To maximize your chances of recovery, always backup important data regularly in addition to using RAID.
Choosing RAID-Compatible Drives
When selecting drives to use in a RAID array, you’ll want to consider:
- Drive capacity – All drives should be the same size to efficiently use space.
- Drive speed – Match drives with similar RPM and interface specs.
- Drive features – Seek out RAID-optimized drives with built-in sensors and failure prediction.
Enterprise class and NAS drives designed for 24/7 operation are ideal for use in RAID configurations. For best results, choose the same model drive for all disks in the array.
Recommended RAID Drives
Some good drive models to look at for RAID include:
| Brand | Model | Type |
|---|---|---|
| Western Digital | WD Red Plus | NAS Hard Disk Drive |
| Western Digital | WD Gold | Enterprise Class Hard Drive |
| Seagate | IronWolf / IronWolf Pro | NAS Hard Disk Drive |
| Seagate | Excelsior | Enterprise Class Solid State Drive |
These drives are designed and tested for 24/7 RAID environments. Avoid using cheap consumer-grade drives that are prone to failure.

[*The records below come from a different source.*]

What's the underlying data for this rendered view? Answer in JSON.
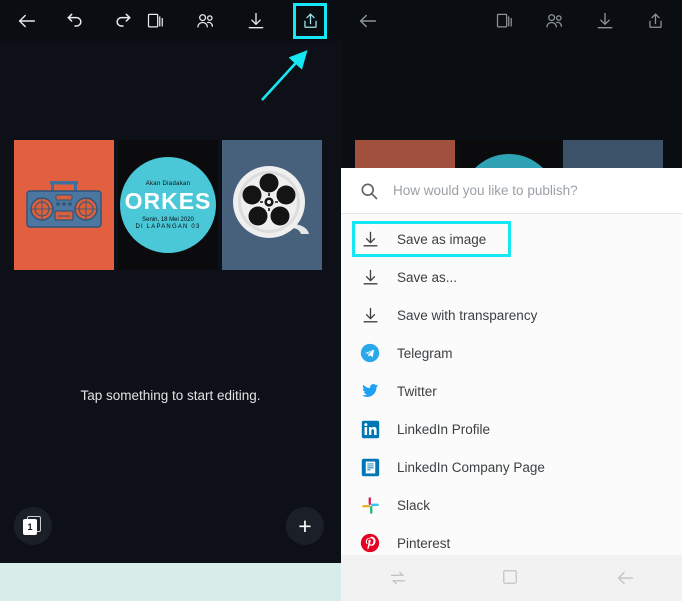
{
  "left_screen": {
    "toolbar": {
      "back_label": "back-arrow",
      "undo_label": "undo",
      "redo_label": "redo",
      "pages_label": "pages",
      "collaborators_label": "collaborators",
      "download_label": "download",
      "share_label": "share",
      "highlight_color": "#16e7f5"
    },
    "annotation": {
      "arrow_color": "#16e7f5"
    },
    "artboards": [
      {
        "name": "boombox-artboard",
        "bg": "#e2603f",
        "accent": "#3f6f9c"
      },
      {
        "name": "orkes-artboard",
        "bg": "#0b0b0d",
        "circle_color": "#4ac8d8",
        "line1": "Akan Diadakan",
        "title": "ORKES",
        "line2": "Senin, 18 Mei 2020",
        "line3": "DI LAPANGAN 03"
      },
      {
        "name": "film-reel-artboard",
        "bg": "#47617c",
        "reel_color": "#e7e7e7"
      }
    ],
    "hint_text": "Tap something to start editing.",
    "page_counter": "1",
    "add_button_label": "+",
    "bottom_strip_color": "#d8edea"
  },
  "right_screen": {
    "toolbar": {
      "back_label": "back-arrow",
      "pages_label": "pages",
      "collaborators_label": "collaborators",
      "download_label": "download",
      "share_label": "share"
    },
    "artboards": [
      {
        "name": "boombox-artboard-dim",
        "bg": "#a0503c"
      },
      {
        "name": "orkes-artboard-dim",
        "bg": "#0b0b0d",
        "circle_color": "#2fa3b5"
      },
      {
        "name": "film-reel-artboard-dim",
        "bg": "#3c5268"
      }
    ],
    "search": {
      "placeholder": "How would you like to publish?",
      "value": ""
    },
    "publish_options": [
      {
        "label": "Save as image",
        "icon": "download-icon",
        "icon_color": "#3c4043",
        "highlighted": true
      },
      {
        "label": "Save as...",
        "icon": "download-icon",
        "icon_color": "#3c4043",
        "highlighted": false
      },
      {
        "label": "Save with transparency",
        "icon": "download-icon",
        "icon_color": "#3c4043",
        "highlighted": false
      },
      {
        "label": "Telegram",
        "icon": "telegram-icon",
        "icon_color": "#29a9e9",
        "highlighted": false
      },
      {
        "label": "Twitter",
        "icon": "twitter-icon",
        "icon_color": "#1da1f2",
        "highlighted": false
      },
      {
        "label": "LinkedIn Profile",
        "icon": "linkedin-icon",
        "icon_color": "#0077b5",
        "highlighted": false
      },
      {
        "label": "LinkedIn Company Page",
        "icon": "linkedin-company-icon",
        "icon_color": "#0077b5",
        "highlighted": false
      },
      {
        "label": "Slack",
        "icon": "slack-icon",
        "icon_color": "#e01e5a",
        "highlighted": false
      },
      {
        "label": "Pinterest",
        "icon": "pinterest-icon",
        "icon_color": "#e60023",
        "highlighted": false
      }
    ],
    "highlight_color": "#16e7f5",
    "navbar": {
      "recents_label": "recents",
      "home_label": "home",
      "back_label": "back"
    }
  }
}
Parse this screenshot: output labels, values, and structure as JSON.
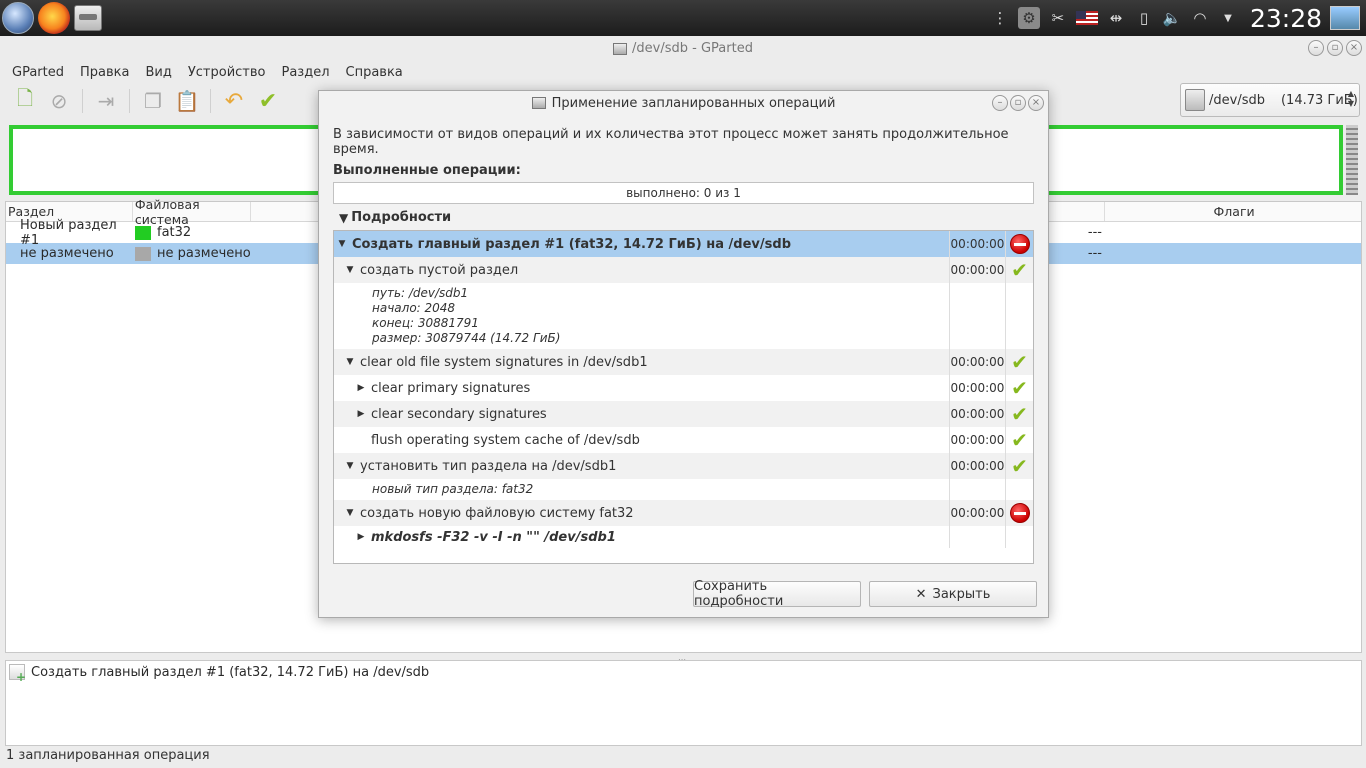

Expanding a Software RAID Array
If you are running out of space on a software RAID array, you can expand its capacity by adding additional disks.
Expanding RAID on Windows
On Windows, you can use Disk Management to extend a RAID 5, 6, or 10 array one disk at a time. The steps are:
- Add the new physical disk to the PC
- Open Disk Management
- Select the option to “Extend Volume” on your RAID array
- Follow the prompts and select the new disk to add to the array
- The array will rebuild to include the additional capacity
This process can be repeated to incrementally grow the array over time. Make sure to only use equally sized disks.
Expanding RAID on Linux
On Linux, you can use the mdadm utility to grow your software RAID. The basic procedure is:
- Partition and format the new disk
- Stop the array with
mdadm --stop /dev/md0 - Add the new disk to the array with
mdadm --add /dev/md0 /dev/sdX - Start the rebuilt array
mdadm --assemble --run /dev/md0
The array will rebuild and your capacity will be increased. Be sure to update your filesystem size as well.
Conclusion
Setting up a software RAID array on your motherboard allows you to combine multiple disks for improved performance, redundancy, and capacity. The basic steps involve:
- Enabling RAID mode in BIOS
- Creating the array in BIOS with your desired RAID level
- Initializing and formatting the array in your OS
- Monitoring and managing the array
RAID can provide significant advantages but it is more complex than running single disks. Take time to understand the different RAID levels and implementation steps. With the proper configuration, a RAID array can supercharge your storage performance and reliability.